Lederman suggested that the income generated from the sale of virtual goods and services be included in gross income for federal income tax purposes consistent with IRC Section 61 because each participant has property rights associated with his or her underlying virtual self-created property; and therefore, sale or exchange represents a realization event and should be taxed.  Although the question of income realization is indisputable, the more challenging question to address is when this income should be recognized.  He further stated that income could be recognized when the virtual assets or services are sold goods such as in-game or when the participant converts in-game profits into real-world currency.  Both options might be justified using existing tax policy, depending on the conditions under which the game is played.
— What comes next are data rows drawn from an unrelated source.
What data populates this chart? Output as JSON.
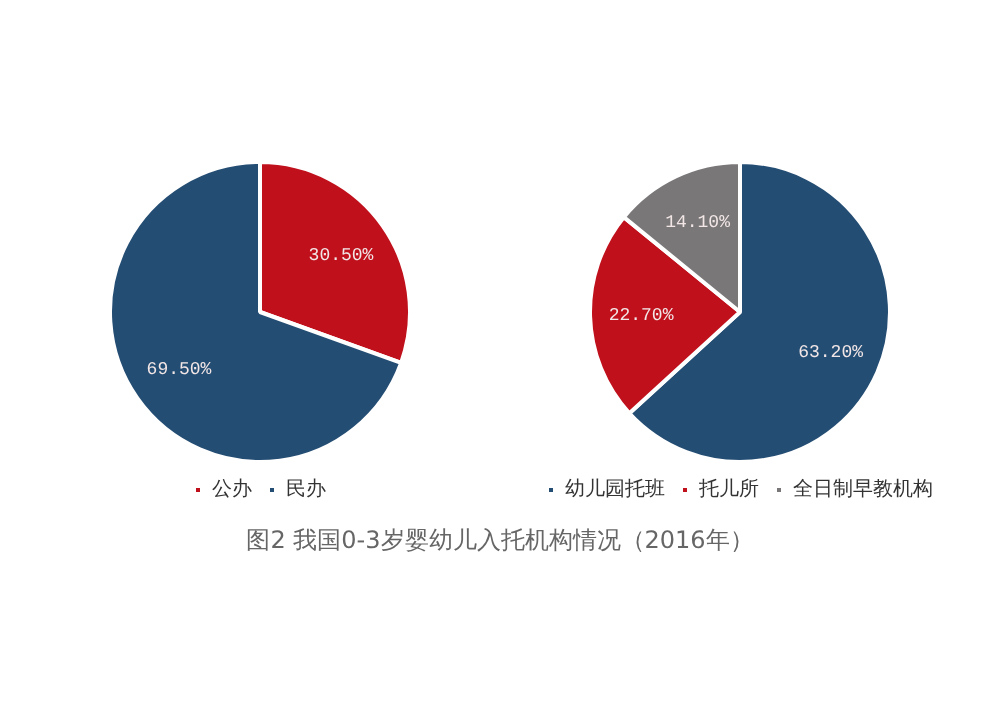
{
  "chart_data": [
    {
      "type": "pie",
      "categories": [
        "公办",
        "民办"
      ],
      "values": [
        30.5,
        69.5
      ],
      "colors": [
        "#c0101c",
        "#244d73"
      ],
      "value_labels": [
        "30.50%",
        "69.50%"
      ],
      "legend": "bottom"
    },
    {
      "type": "pie",
      "categories": [
        "幼儿园托班",
        "托儿所",
        "全日制早教机构"
      ],
      "values": [
        63.2,
        22.7,
        14.1
      ],
      "colors": [
        "#244d73",
        "#c0101c",
        "#7a7778"
      ],
      "value_labels": [
        "63.20%",
        "22.70%",
        "14.10%"
      ],
      "legend": "bottom",
      "annotations": [
        "图2  我国0-3岁婴幼儿入托机构情况（2016年）"
      ]
    }
  ]
}
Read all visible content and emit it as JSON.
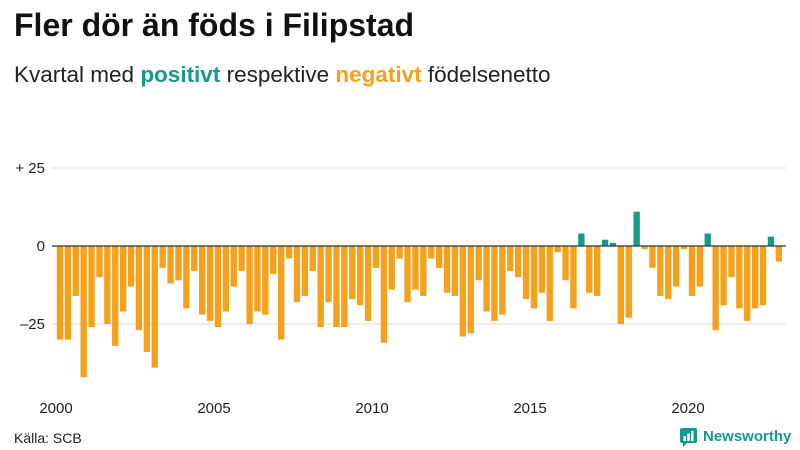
{
  "chart_data": {
    "type": "bar",
    "title": "Fler dör än föds i Filipstad",
    "subtitle": {
      "prefix": "Kvartal med ",
      "positive": "positivt",
      "middle": " respektive ",
      "negative": "negativt",
      "suffix": " födelsenetto"
    },
    "x": [
      2000,
      2000.25,
      2000.5,
      2000.75,
      2001,
      2001.25,
      2001.5,
      2001.75,
      2002,
      2002.25,
      2002.5,
      2002.75,
      2003,
      2003.25,
      2003.5,
      2003.75,
      2004,
      2004.25,
      2004.5,
      2004.75,
      2005,
      2005.25,
      2005.5,
      2005.75,
      2006,
      2006.25,
      2006.5,
      2006.75,
      2007,
      2007.25,
      2007.5,
      2007.75,
      2008,
      2008.25,
      2008.5,
      2008.75,
      2009,
      2009.25,
      2009.5,
      2009.75,
      2010,
      2010.25,
      2010.5,
      2010.75,
      2011,
      2011.25,
      2011.5,
      2011.75,
      2012,
      2012.25,
      2012.5,
      2012.75,
      2013,
      2013.25,
      2013.5,
      2013.75,
      2014,
      2014.25,
      2014.5,
      2014.75,
      2015,
      2015.25,
      2015.5,
      2015.75,
      2016,
      2016.25,
      2016.5,
      2016.75,
      2017,
      2017.25,
      2017.5,
      2017.75,
      2018,
      2018.25,
      2018.5,
      2018.75,
      2019,
      2019.25,
      2019.5,
      2019.75,
      2020,
      2020.25,
      2020.5,
      2020.75,
      2021,
      2021.25,
      2021.5,
      2021.75,
      2022,
      2022.25,
      2022.5,
      2022.75
    ],
    "values": [
      -30,
      -30,
      -16,
      -42,
      -26,
      -10,
      -25,
      -32,
      -21,
      -13,
      -27,
      -34,
      -39,
      -7,
      -12,
      -11,
      -20,
      -8,
      -22,
      -24,
      -26,
      -21,
      -13,
      -8,
      -25,
      -21,
      -22,
      -9,
      -30,
      -4,
      -18,
      -16,
      -8,
      -26,
      -18,
      -26,
      -26,
      -17,
      -19,
      -24,
      -7,
      -31,
      -14,
      -4,
      -18,
      -14,
      -16,
      -4,
      -7,
      -15,
      -16,
      -29,
      -28,
      -11,
      -21,
      -24,
      -22,
      -8,
      -10,
      -17,
      -20,
      -15,
      -24,
      -2,
      -11,
      -20,
      4,
      -15,
      -16,
      2,
      1,
      -25,
      -23,
      11,
      -1,
      -7,
      -16,
      -17,
      -13,
      -1,
      -16,
      -13,
      4,
      -27,
      -19,
      -10,
      -20,
      -24,
      -20,
      -19,
      3,
      -5
    ],
    "xticks": [
      2000,
      2005,
      2010,
      2015,
      2020
    ],
    "yticks": [
      {
        "value": 25,
        "label": "+ 25"
      },
      {
        "value": 0,
        "label": "0"
      },
      {
        "value": -25,
        "label": "–25"
      }
    ],
    "xlim": [
      2000,
      2023
    ],
    "ylim": [
      -45,
      30
    ],
    "grid": true
  },
  "colors": {
    "positive": "#17998b",
    "negative": "#f5a11c",
    "gridline": "#dcdcdc",
    "zero_line": "#333333",
    "brand": "#17998b"
  },
  "source": "Källa: SCB",
  "logo": {
    "text": "Newsworthy",
    "icon": "newsworthy-chat-chart-icon"
  }
}
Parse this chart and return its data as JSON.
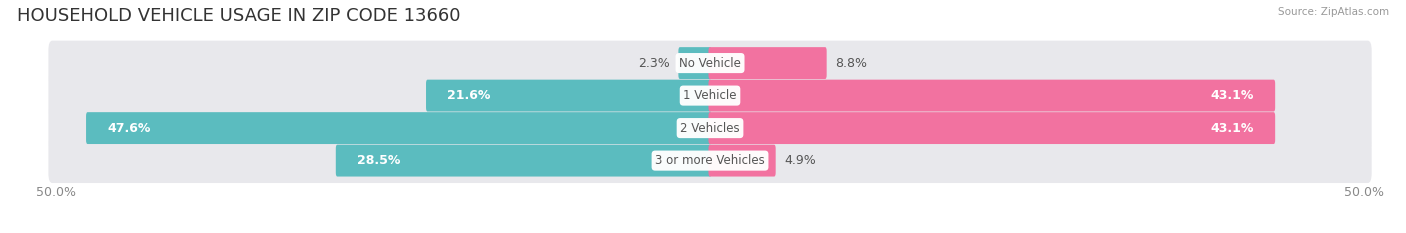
{
  "title": "HOUSEHOLD VEHICLE USAGE IN ZIP CODE 13660",
  "source": "Source: ZipAtlas.com",
  "categories": [
    "No Vehicle",
    "1 Vehicle",
    "2 Vehicles",
    "3 or more Vehicles"
  ],
  "owner_values": [
    2.3,
    21.6,
    47.6,
    28.5
  ],
  "renter_values": [
    8.8,
    43.1,
    43.1,
    4.9
  ],
  "owner_color": "#5bbcbf",
  "renter_color": "#f272a0",
  "bar_bg_color": "#e8e8ec",
  "axis_limit": 50.0,
  "title_fontsize": 13,
  "label_fontsize": 9,
  "cat_fontsize": 8.5,
  "bar_height": 0.78,
  "background_color": "#ffffff",
  "grid_color": "#d8d8de",
  "row_sep_color": "#d8d8de"
}
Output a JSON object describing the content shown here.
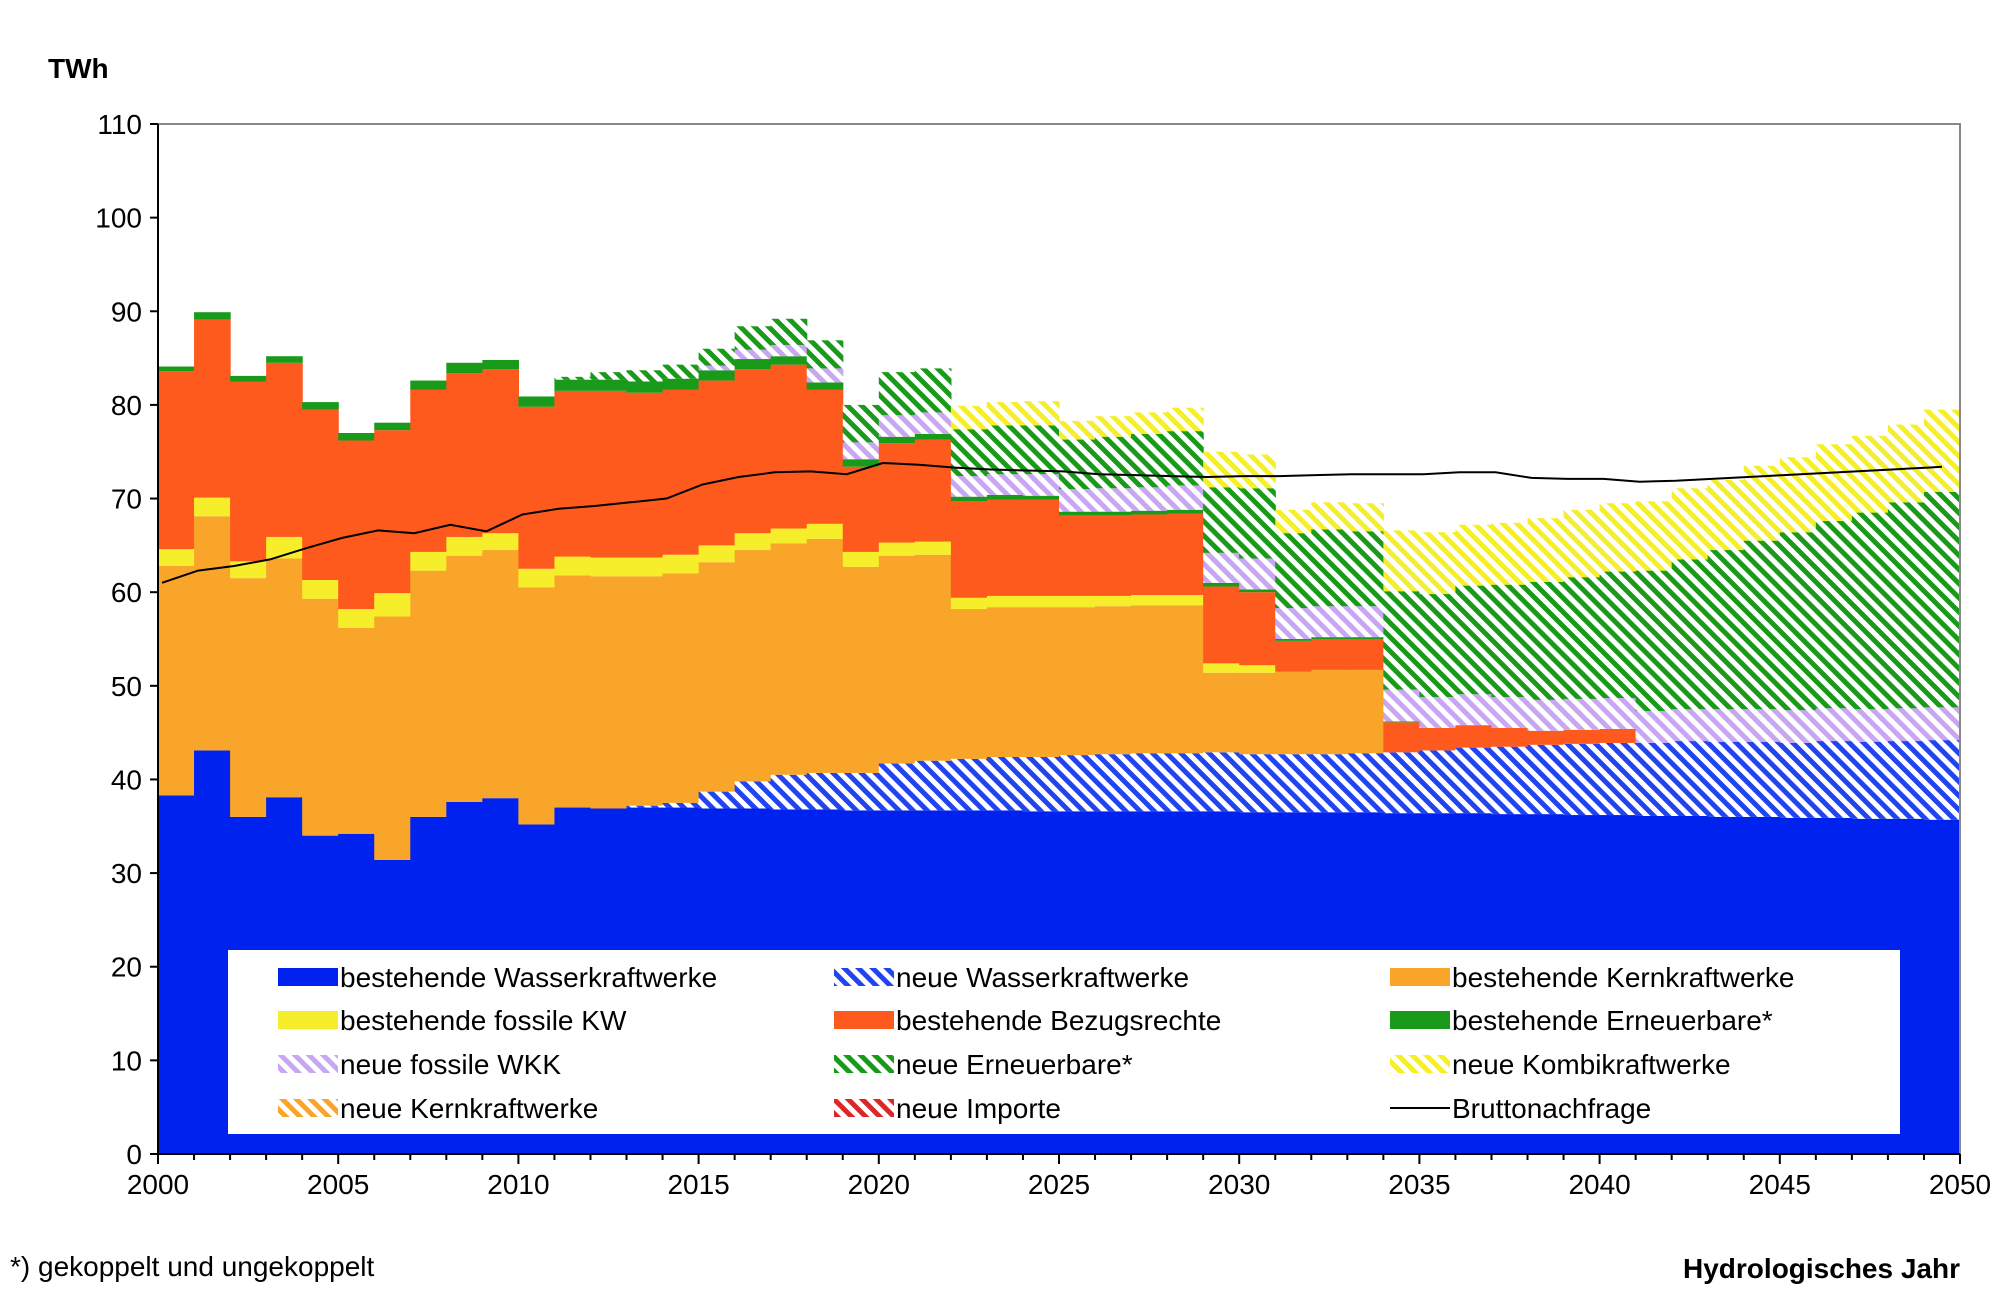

Nevertheless, it may not be clearly discernable which alternative is preferred.   

While Lederman's assertions about the generation, ownership, and transfer of intellectual

property in-game are accurate, these factors, by  themselves, are not the only items that should be considered in evaluating when virtual income should be recognized for federal income tax purposes. Another factor to consider is whether a participant's accumulation of virtual assets is subject to a substantial risk of forfeiture. The fact that any gain or loss occurs in the game will be irrelevant if the game imposes restrictions on players that make it impossible to convert in-game income to real-world currency.  In other words, if a substantial risk of forfeiture exists, then any income that a player generates will be held in a currency that is essentially worthless until or unless it is redeemed for cash.